The model suggests a five-step approach for assessing the value of an


individual to the organization:

 Forecasting the period will remain in the organization, i.e., his expected
service life;

 Identifying the services states, i.e., the roles that they might occupy
including, of course, the time at which he will leave the organization;

 Estimating the value derived by the organization when a person occupies a


particular position for a specified time period;

 Estimating of the probability of occupying each possible mutually exclusive


state at specified future times; and

 Discounting the value at a predetermined rate to get the present value of


human resources.
3. Morse Model

Under this model, the value of human resources is equivalent to the present
value of the net benefits derived by the enterprise from the service of its
employees. The following steps are involved in this approach:

 The gross value of the services to be rendered in the future by the


employees in their individual and collective capacity.

 The value of direct and indirect future payments to the employees is


determined.

 The excess of the value of future human resources over the value of future
payments is ascertained. This represents the net benefit to the enterprise
because of human resources.

4. Likert Model

Rensis Likert in the 1960s was the first to research in HRA(Human Resource
Accounting) and emphasized the importance of strong pressures on HR’s
qualitative variables and on its benefits in the long-run.

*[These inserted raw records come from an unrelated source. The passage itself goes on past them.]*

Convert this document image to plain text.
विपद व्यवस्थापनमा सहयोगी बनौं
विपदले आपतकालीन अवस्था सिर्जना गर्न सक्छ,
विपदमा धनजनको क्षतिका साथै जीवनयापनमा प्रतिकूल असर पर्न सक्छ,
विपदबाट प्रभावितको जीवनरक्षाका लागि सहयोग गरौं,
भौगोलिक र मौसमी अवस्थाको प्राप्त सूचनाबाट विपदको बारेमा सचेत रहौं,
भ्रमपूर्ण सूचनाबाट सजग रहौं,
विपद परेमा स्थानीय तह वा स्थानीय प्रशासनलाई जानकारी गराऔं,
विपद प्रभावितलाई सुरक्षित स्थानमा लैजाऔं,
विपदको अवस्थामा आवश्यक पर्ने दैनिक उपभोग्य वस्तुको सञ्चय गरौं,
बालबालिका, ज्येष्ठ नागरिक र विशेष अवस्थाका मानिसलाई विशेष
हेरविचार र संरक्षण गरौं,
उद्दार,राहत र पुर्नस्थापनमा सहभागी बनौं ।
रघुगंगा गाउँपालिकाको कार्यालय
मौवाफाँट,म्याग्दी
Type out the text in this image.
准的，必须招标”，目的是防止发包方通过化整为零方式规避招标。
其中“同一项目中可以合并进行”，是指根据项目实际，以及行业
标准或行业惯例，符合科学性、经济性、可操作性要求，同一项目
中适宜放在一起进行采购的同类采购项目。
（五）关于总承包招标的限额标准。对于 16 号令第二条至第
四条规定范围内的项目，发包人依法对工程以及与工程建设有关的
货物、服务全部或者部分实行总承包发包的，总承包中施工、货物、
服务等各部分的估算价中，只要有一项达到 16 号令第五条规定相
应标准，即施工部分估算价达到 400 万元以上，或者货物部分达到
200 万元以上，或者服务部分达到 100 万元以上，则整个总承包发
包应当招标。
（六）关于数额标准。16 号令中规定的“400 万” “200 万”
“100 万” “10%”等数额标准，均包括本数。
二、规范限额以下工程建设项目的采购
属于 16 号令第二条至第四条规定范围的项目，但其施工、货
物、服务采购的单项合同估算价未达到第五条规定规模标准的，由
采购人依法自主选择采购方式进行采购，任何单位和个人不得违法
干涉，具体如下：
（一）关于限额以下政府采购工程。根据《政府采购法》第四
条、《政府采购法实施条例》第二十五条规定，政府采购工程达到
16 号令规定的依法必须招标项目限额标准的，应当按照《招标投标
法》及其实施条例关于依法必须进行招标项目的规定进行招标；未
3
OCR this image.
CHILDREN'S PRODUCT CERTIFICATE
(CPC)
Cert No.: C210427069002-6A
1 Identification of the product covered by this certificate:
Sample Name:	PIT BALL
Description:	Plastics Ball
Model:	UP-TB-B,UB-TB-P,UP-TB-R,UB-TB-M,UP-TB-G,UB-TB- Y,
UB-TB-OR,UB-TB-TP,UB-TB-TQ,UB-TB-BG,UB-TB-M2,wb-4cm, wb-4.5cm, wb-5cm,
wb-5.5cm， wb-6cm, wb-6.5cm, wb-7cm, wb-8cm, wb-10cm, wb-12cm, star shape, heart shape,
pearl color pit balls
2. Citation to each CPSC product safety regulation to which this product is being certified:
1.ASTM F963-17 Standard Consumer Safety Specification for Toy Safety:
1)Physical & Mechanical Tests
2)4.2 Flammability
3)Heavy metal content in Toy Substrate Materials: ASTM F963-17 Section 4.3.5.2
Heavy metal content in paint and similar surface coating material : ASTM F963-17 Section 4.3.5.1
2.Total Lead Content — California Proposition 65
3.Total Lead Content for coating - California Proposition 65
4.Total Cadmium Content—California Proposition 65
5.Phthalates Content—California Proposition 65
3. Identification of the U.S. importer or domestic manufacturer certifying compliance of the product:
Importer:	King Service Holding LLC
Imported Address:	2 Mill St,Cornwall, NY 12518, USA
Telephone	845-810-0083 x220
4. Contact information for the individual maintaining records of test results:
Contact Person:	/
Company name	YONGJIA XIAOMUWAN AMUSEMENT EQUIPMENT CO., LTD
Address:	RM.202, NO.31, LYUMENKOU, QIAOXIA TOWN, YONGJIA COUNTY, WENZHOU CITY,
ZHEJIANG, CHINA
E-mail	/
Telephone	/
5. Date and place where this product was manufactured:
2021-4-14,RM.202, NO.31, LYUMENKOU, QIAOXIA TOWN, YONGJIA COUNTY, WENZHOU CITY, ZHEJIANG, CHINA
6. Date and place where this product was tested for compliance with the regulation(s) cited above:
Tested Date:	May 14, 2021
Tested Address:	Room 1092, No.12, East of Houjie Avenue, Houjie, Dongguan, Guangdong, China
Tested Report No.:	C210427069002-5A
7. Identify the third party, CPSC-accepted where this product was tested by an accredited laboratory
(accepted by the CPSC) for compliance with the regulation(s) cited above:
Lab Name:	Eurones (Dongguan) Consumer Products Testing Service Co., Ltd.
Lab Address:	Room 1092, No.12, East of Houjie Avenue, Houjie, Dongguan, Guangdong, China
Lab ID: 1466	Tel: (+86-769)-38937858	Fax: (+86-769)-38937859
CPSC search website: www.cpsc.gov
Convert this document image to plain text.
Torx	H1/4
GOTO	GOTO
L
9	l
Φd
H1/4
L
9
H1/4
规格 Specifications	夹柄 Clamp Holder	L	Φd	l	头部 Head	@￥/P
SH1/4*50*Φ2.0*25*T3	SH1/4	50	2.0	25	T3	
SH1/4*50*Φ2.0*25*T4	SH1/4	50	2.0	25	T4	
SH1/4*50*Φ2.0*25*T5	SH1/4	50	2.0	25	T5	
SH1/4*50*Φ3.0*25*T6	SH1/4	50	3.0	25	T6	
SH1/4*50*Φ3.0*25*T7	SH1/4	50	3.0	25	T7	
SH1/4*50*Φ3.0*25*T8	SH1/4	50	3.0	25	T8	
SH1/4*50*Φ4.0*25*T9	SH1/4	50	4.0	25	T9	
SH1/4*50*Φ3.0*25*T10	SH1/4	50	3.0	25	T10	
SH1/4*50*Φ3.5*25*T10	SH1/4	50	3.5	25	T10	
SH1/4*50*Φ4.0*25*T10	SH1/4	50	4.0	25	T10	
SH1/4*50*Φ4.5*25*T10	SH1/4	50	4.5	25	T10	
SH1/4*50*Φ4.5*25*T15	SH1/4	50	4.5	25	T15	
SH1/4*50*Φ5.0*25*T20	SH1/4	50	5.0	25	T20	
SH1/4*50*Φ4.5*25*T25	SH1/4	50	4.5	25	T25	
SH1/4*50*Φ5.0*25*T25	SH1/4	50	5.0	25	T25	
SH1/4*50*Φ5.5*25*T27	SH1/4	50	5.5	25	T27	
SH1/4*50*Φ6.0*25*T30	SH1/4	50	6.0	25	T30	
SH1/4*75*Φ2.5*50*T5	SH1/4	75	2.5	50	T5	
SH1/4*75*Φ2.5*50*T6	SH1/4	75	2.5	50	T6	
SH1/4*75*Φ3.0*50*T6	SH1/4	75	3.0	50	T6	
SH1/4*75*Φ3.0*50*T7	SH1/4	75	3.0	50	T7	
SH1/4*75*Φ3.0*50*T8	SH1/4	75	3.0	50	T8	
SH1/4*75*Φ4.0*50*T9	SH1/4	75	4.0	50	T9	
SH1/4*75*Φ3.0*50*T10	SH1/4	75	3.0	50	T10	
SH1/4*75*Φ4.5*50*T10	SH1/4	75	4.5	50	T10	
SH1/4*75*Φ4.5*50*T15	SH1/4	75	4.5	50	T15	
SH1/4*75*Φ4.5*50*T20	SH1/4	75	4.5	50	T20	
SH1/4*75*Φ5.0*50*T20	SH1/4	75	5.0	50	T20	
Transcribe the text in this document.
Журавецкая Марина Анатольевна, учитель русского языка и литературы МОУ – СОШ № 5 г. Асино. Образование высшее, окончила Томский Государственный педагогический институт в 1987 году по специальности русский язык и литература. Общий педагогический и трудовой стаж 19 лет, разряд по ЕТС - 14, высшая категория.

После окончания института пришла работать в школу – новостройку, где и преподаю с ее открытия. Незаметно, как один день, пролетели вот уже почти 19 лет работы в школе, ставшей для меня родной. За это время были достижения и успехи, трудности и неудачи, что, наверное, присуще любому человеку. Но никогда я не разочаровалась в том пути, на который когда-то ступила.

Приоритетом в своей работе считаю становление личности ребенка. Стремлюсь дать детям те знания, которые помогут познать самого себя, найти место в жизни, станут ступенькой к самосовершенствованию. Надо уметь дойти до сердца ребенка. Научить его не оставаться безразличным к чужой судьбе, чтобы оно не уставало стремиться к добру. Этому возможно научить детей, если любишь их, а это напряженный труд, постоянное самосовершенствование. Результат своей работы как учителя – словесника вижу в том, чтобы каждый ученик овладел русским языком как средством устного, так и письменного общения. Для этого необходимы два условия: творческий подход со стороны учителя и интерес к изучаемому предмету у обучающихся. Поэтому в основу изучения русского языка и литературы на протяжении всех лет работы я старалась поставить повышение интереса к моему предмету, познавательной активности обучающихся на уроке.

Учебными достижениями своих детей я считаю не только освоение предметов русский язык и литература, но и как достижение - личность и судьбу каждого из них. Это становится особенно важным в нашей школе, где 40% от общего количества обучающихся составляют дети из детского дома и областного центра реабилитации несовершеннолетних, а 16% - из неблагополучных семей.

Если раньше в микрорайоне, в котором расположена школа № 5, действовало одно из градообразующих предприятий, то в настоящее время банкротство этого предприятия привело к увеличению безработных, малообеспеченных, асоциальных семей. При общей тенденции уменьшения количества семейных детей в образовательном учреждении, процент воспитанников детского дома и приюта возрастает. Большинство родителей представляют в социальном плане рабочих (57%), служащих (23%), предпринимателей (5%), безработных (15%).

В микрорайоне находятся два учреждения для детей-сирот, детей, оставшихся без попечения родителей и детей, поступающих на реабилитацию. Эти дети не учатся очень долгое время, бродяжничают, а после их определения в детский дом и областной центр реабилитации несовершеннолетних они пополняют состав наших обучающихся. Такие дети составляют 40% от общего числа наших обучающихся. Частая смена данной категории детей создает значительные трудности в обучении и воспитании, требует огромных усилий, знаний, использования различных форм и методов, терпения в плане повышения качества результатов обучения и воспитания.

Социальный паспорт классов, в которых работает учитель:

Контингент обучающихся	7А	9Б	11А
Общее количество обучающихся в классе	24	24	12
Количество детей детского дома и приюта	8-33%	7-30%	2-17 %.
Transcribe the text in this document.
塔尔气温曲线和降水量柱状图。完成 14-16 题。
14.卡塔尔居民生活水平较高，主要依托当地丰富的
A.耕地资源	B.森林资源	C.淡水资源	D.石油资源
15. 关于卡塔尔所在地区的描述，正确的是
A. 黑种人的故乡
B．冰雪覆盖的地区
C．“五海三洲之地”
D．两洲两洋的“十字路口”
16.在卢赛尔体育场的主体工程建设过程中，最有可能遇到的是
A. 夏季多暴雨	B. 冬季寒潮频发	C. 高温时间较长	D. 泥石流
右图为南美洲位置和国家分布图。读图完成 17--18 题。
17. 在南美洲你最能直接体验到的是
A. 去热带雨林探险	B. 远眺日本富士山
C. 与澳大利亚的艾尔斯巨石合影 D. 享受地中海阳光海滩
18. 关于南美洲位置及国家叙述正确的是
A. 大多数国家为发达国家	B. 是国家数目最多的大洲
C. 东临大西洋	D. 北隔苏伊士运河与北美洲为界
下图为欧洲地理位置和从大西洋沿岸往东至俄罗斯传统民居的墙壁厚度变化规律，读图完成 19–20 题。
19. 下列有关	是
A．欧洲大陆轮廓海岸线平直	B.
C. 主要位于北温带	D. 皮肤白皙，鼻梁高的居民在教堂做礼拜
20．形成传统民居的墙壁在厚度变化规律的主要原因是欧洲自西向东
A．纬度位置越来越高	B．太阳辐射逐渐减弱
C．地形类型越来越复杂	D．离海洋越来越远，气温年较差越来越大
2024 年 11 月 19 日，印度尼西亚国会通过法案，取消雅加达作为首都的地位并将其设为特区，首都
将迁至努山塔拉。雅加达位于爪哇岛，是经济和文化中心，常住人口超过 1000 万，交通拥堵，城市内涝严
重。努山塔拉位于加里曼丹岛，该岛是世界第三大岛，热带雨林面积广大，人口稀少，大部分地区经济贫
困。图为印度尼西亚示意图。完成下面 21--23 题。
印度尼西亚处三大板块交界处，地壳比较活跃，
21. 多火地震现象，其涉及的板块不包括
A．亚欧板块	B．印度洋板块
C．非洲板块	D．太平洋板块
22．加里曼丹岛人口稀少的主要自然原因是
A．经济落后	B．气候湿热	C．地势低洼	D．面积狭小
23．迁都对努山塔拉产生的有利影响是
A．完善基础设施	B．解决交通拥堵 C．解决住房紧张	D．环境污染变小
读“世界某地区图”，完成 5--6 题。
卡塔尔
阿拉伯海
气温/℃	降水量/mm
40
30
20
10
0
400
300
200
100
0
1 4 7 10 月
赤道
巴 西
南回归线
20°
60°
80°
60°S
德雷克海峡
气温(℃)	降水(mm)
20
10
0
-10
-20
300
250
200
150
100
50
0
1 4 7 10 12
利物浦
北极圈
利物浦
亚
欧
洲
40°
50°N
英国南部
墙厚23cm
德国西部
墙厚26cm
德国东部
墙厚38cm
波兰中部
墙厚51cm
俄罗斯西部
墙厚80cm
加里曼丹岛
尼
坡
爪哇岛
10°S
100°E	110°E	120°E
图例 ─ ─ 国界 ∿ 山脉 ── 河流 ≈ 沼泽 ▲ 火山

The Likert Model is a non-monetary value-based model. According to Likert’s


model, the human variable can be divided into three categories:

 Causal variables;

 Intervening variables; and

 End-result variables.

The interaction between the causal and intervening variables affect the end-
result variables by way of job satisfaction, costs, productivity, and earnings.
5. Ogan’s Model

Pekin Ogan (1976) was the pioneer of the Net benefit model. This, as a matter
of fact, is an extension of “net benefit approach” as suggested by Morse.

According to this approach, the certainty with which the net benefits in future
will accrue should also be taken into account, while determining the value of
human resources. The approach requires the determination of the following:

 Net benefit from each employee.

 Certainty factor at which the benefits will be available.

 The net benefits from all employees multiplied by their certainty factor will
give certainty-equivalent net benefits.